Beyondtrust say that they found various examples of aging infrastructure in their survey. For example, a surprising 47 percent of Federal agencies still use Windows XP, driving a third of respondents (35 percent) to report that this kind of aging infrastructure had a somewhat to large impact on their ability to affect vulnerability patching.

However, the impacts of an aging federal infrastructure do not stop there, the survey showed that amongst others the biggest impacts include inefficiency, increased cyber risk and problems with compliance.  And specific to cyber-security, the top impacts of an aging infrastructure are difficulty with patching, password management and privileged account management (PAM).

An aging infrastructure is not just a problem in theory; aging infrastructure makes federal systems more vulnerable to attack, which has led to an environment that could be rife for breaches.  For example Beyondtrust found that 42 percent of their respondents had experienced a data breach within the past 6 months, and a staggering one in eight has experienced a data breach within the past 30 days, with the cost of a typical data breach being around $91,000.

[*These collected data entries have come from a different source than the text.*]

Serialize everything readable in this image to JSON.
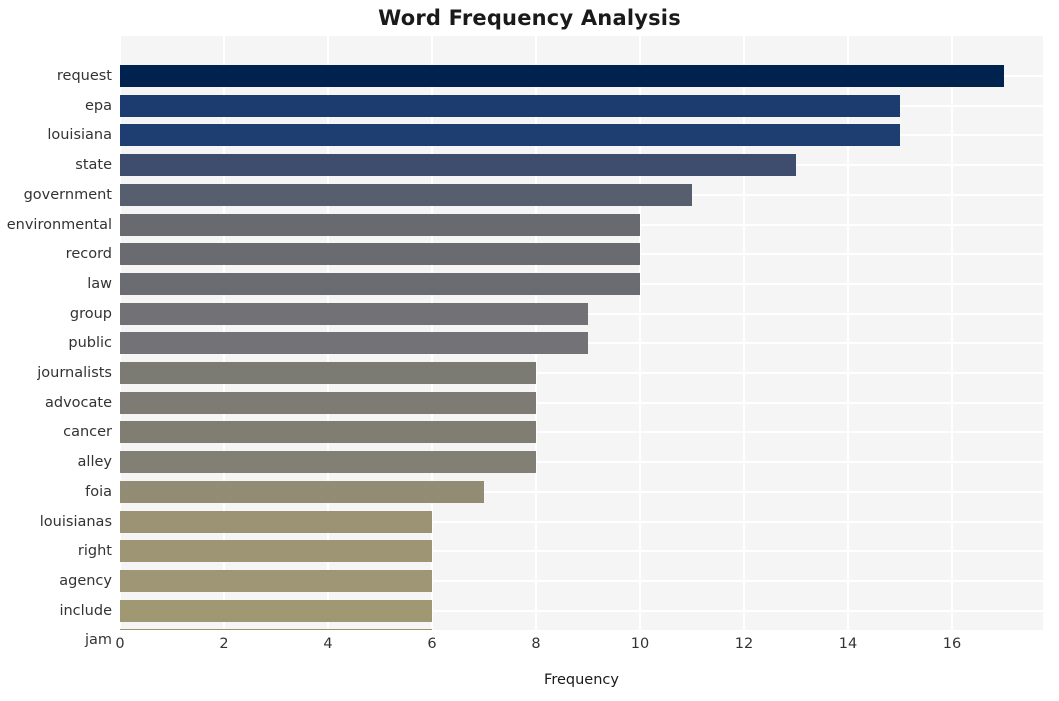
{
  "chart_data": {
    "type": "bar",
    "orientation": "horizontal",
    "title": "Word Frequency Analysis",
    "xlabel": "Frequency",
    "ylabel": "",
    "categories": [
      "request",
      "epa",
      "louisiana",
      "state",
      "government",
      "environmental",
      "record",
      "law",
      "group",
      "public",
      "journalists",
      "advocate",
      "cancer",
      "alley",
      "foia",
      "louisianas",
      "right",
      "agency",
      "include",
      "jam"
    ],
    "values": [
      17,
      15,
      15,
      13,
      11,
      10,
      10,
      10,
      9,
      9,
      8,
      8,
      8,
      8,
      7,
      6,
      6,
      6,
      6,
      6
    ],
    "bar_colors": [
      "#00224e",
      "#1c3b६e",
      "#1e3d70",
      "#3e4c6d",
      "#575e6d",
      "#686a70",
      "#6a6b70",
      "#6b6c71",
      "#727175",
      "#737276",
      "#7b7a73",
      "#7d7b73",
      "#807d73",
      "#827f74",
      "#928c74",
      "#9b9374",
      "#9d9574",
      "#9e9674",
      "#a09773",
      "#a09573"
    ],
    "xlim": [
      0,
      17.75
    ],
    "xticks": [
      0,
      2,
      4,
      6,
      8,
      10,
      12,
      14,
      16
    ],
    "xtick_labels": [
      "0",
      "2",
      "4",
      "6",
      "8",
      "10",
      "12",
      "14",
      "16"
    ],
    "grid": true,
    "grid_color": "#ffffff",
    "plot_background": "#f5f5f6",
    "figure_background": "#ffffff",
    "legend": null,
    "colormap": "cividis"
  }
}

The Beyondtrust 2017 US federal government study points to four best practices that any agency can implement.  Firstly, manage privileged credentials with greater discipline, eliminate administrator rights and enforce least privilege.  Thirty percent of respondents believed that insider threats pose a significant threat and 35 percent believe their users have more privileges than are required. 

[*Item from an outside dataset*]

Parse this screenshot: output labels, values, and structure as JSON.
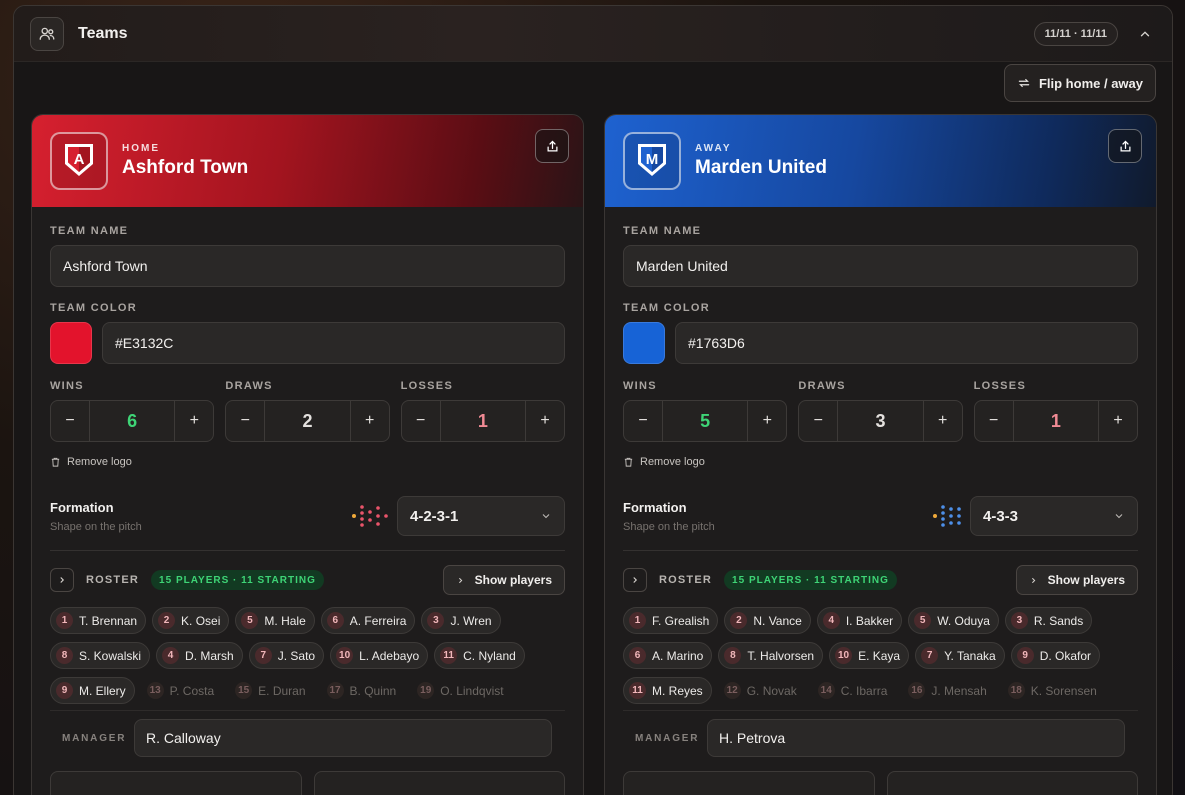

Secondly isolate legacy systems to reduce attack surfaces. The modernisation of federal IT infrastructure was a priority for most survey respondents, but realistically this will not happen quickly and so reducing the attack surface would help to reduce attacks in the meantime.  Improve the maturity of vulnerability management through automated patching. Even in today’s sophisticated threat landscape, the majority of attacks target known vulnerabilities that can be easily patched. Effective patch management goes a long way in reducing a network’s overall attack surface. 

And finally, unite threat intelligence from multiple sources to better prioritise risks across the environment.  Since the asset risk-to-user privilege risk pattern is a common attack vector, deploy solutions that correlate asset-based risk with user-based activity to gain a more complete picture of risks, gaining needed prioritization of the most impactful risks.

“The federal government is moving to modernise its aging infrastructure,” said Kevin Hickey, President and CEO at Beyondtrust. “But that takes time, and in the meantime, federal systems face a real risk. These are simple steps IT can take today to help mitigate that risk.”